Adi sofra tuzu (sodyum klorür), simyacıların deney yapmak için iyi miktarlarda ellerinde bulundurdukları bileşiklerden biriydi, bu yüzden simya metinlerinde sık sık karşımıza çıkıyor. Tria Prima’nın üçüncü unsurudur . Onu elemental sodyum ve klora ayıracak teknolojiden yoksun olan simyacılar, tuzu saf bir element olarak düşündüler.

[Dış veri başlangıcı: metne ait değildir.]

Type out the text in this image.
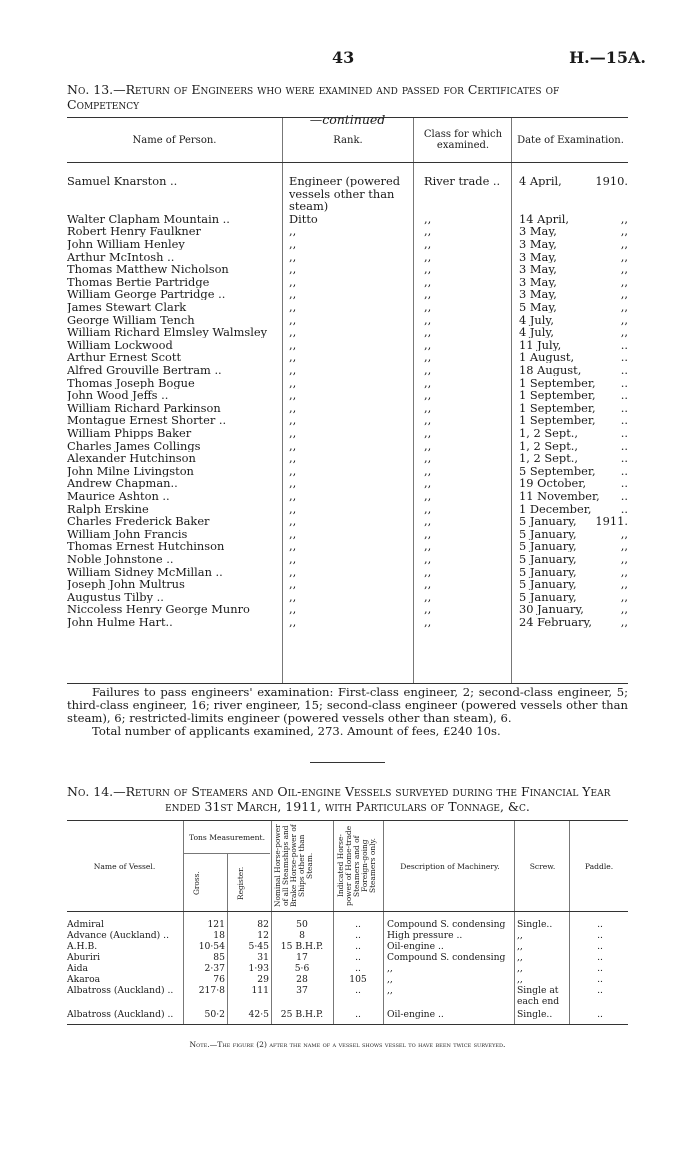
43	H.—15A.
No. 13.—Return of Engineers who were examined and passed for Certificates of Competency
—continued
Name of Person.	Rank.	Class for which examined.	Date of Examination.
Samuel Knarston ..	Engineer (powered	River trade ..	4 April,	1910.
vessels other than
steam)
Walter Clapham Mountain ..	Ditto	,,	14 April,	,,
Robert Henry Faulkner	,,	,,	3 May,	,,
John William Henley	,,	,,	3 May,	,,
Arthur McIntosh ..	,,	,,	3 May,	,,
Thomas Matthew Nicholson	,,	,,	3 May,	,,
Thomas Bertie Partridge	,,	,,	3 May,	,,
William George Partridge ..	,,	,,	3 May,	,,
James Stewart Clark	,,	,,	5 May,	,,
George William Tench	,,	,,	4 July,	,,
William Richard Elmsley Walmsley	,,	,,	4 July,	,,
William Lockwood	,,	,,	11 July,	..
Arthur Ernest Scott	,,	,,	1 August,	..
Alfred Grouville Bertram ..	,,	,,	18 August,	..
Thomas Joseph Bogue	,,	,,	1 September,	..
John Wood Jeffs ..	,,	,,	1 September,	..
William Richard Parkinson	,,	,,	1 September,	..
Montague Ernest Shorter ..	,,	,,	1 September,	..
William Phipps Baker	,,	,,	1, 2 Sept.,	..
Charles James Collings	,,	,,	1, 2 Sept.,	..
Alexander Hutchinson	,,	,,	1, 2 Sept.,	..
John Milne Livingston	,,	,,	5 September,	..
Andrew Chapman..	,,	,,	19 October,	..
Maurice Ashton ..	,,	,,	11 November,	..
Ralph Erskine	,,	,,	1 December,	..
Charles Frederick Baker	,,	,,	5 January,	1911.
William John Francis	,,	,,	5 January,	,,
Thomas Ernest Hutchinson	,,	,,	5 January,	,,
Noble Johnstone ..	,,	,,	5 January,	,,
William Sidney McMillan ..	,,	,,	5 January,	,,
Joseph John Multrus	,,	,,	5 January,	,,
Augustus Tilby ..	,,	,,	5 January,	,,
Niccoless Henry George Munro	,,	,,	30 January,	,,
John Hulme Hart..	,,	,,	24 February,	,,
Failures to pass engineers' examination: First-class engineer, 2; second-class engineer, 5; third-class engineer, 16; river engineer, 15; second-class engineer (powered vessels other than steam), 6; restricted-limits engineer (powered vessels other than steam), 6.
Total number of applicants examined, 273. Amount of fees, £240 10s.
No. 14.—Return of Steamers and Oil-engine Vessels surveyed during the Financial Year
ended 31st March, 1911, with Particulars of Tonnage, &c.
Name of Vessel.
Tons Measurement.
Gross.	Register.	Nominal Horse-power of all Steamships and Brake Horse-power of Ships other than Steam.	Indicated Horse-power of Home-trade Steamers and of Foreign-going Steamers only.	Description of Machinery.	Screw.	Paddle.
Admiral	121	82	50	..	Compound S. condensing	Single..	..
Advance (Auckland) ..	18	12	8	..	High pressure ..	,,	..
A.H.B.	10·54	5·45	15 B.H.P.	..	Oil-engine ..	,,	..
Aburiri	85	31	17	..	Compound S. condensing	,,	..
Aida	2·37	1·93	5·6	..	,,	,,	..
Akaroa	76	29	28	105	,,	,,	..
Albatross (Auckland) ..	217·8	111	37	..	,,	Single at	..
each end
Albatross (Auckland) ..	50·2	42·5	25 B.H.P.	..	Oil-engine ..	Single..	..
Note.—The figure (2) after the name of a vessel shows vessel to have been twice surveyed.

Tuz sembolünün insan vücudunu (hem kadın hem de erkek) temsil etmesi gerekiyordu. Ek olarak, muhtemelen tuzun (etin çürümesini önleyen) koruyucu özelliklerinden dolayı, tuz arındırıcı bir element olarak kabul edildi.

Çinko

çinko için simya sembolü

Simyada çinko için kullanılan sembol belki de modern bir kimyasal sembole en yakın şeydir . Basitçe, altta çaprazlanmış küçük bir dikey çubuk bulunan bir z harfinden oluşur. Bu metalin yanması, simyacıların filozof yünü veya beyaz kar olarak adlandırdığı beyaz bir oksit üretir.

Referanslar

-Reklamcılık-

Israel Parada (Licentiate,Professor ULA)
Israel Parada (Licentiate,Professor ULA)
(Licenciado en Química) - AUTOR. Profesor universitario de Química. Divulgador científico.